How do you qualify for REIT status?
To qualify as a REIT, a company must have the bulk of its assets and income connected to real estate investment and must distribute at least 90 percent of its taxable income to shareholders annually in the form of dividends.
How do REITs distribute income?
Real estate investment trusts, or REITs, are famously required to pay out most of their earnings as dividends in exchange for being treated as pass-through businesses by the IRS. The short version is that when a REIT calculates its taxable income for a given year, it must have paid out at least 90% of it as dividends.
Why REITs are a bad investment?
The biggest pitfall with REITs is they don’t offer much capital appreciation. That’s because REITs must pay 90% of their taxable income back to investors which significantly reduces their ability to invest back into properties to raise their value or to purchase new holdings.

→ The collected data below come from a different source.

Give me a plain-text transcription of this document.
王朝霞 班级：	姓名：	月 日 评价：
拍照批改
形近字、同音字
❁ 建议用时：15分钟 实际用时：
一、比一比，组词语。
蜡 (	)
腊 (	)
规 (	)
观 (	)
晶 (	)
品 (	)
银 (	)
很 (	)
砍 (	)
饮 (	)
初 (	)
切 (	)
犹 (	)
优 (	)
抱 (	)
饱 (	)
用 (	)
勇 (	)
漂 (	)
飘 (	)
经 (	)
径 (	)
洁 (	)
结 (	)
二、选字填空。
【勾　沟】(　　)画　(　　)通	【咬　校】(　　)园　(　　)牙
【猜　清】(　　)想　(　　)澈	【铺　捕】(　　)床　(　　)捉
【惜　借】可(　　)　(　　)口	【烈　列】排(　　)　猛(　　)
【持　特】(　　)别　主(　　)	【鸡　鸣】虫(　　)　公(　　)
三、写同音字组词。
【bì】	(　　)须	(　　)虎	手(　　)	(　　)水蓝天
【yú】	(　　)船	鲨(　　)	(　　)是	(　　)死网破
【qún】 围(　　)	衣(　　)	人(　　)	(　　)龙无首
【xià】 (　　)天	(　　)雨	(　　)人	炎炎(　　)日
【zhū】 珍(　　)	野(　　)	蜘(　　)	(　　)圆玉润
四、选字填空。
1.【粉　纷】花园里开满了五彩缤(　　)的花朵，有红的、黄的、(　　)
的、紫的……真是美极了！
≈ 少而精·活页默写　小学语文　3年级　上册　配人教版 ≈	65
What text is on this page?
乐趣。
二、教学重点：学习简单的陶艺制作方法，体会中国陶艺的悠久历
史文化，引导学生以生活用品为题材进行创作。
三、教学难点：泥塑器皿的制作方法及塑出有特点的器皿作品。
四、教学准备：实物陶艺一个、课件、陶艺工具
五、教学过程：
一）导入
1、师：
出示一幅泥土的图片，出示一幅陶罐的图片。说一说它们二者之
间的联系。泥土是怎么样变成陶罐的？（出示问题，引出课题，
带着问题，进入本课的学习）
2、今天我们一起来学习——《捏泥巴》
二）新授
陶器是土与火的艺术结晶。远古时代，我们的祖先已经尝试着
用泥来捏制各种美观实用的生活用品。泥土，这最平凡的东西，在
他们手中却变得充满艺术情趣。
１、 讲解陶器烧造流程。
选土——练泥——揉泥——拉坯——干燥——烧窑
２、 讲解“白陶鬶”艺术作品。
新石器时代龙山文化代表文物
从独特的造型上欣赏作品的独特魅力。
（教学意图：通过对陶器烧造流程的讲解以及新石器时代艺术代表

What are the disadvantages of REITs?
Disadvantages of REITs
- Weak Growth. Publicly traded REITs must pay out 90% of their profits immediately to investors in the form of dividends. …
- No Control Over Returns or Performance. Direct real estate investors have a great deal of control over their returns. …
- Yield Taxed as Regular Income. …
- Potential for High Risk and Fees.
How do REITs avoid taxes?
The best way to avoid paying taxes on your REITs is to hold them in tax-advantaged retirement accounts, including traditional or Roth IRAs, SIMPLE IRAs, SEP-IRAs, or another tax-deferred or after-tax retirement accounts.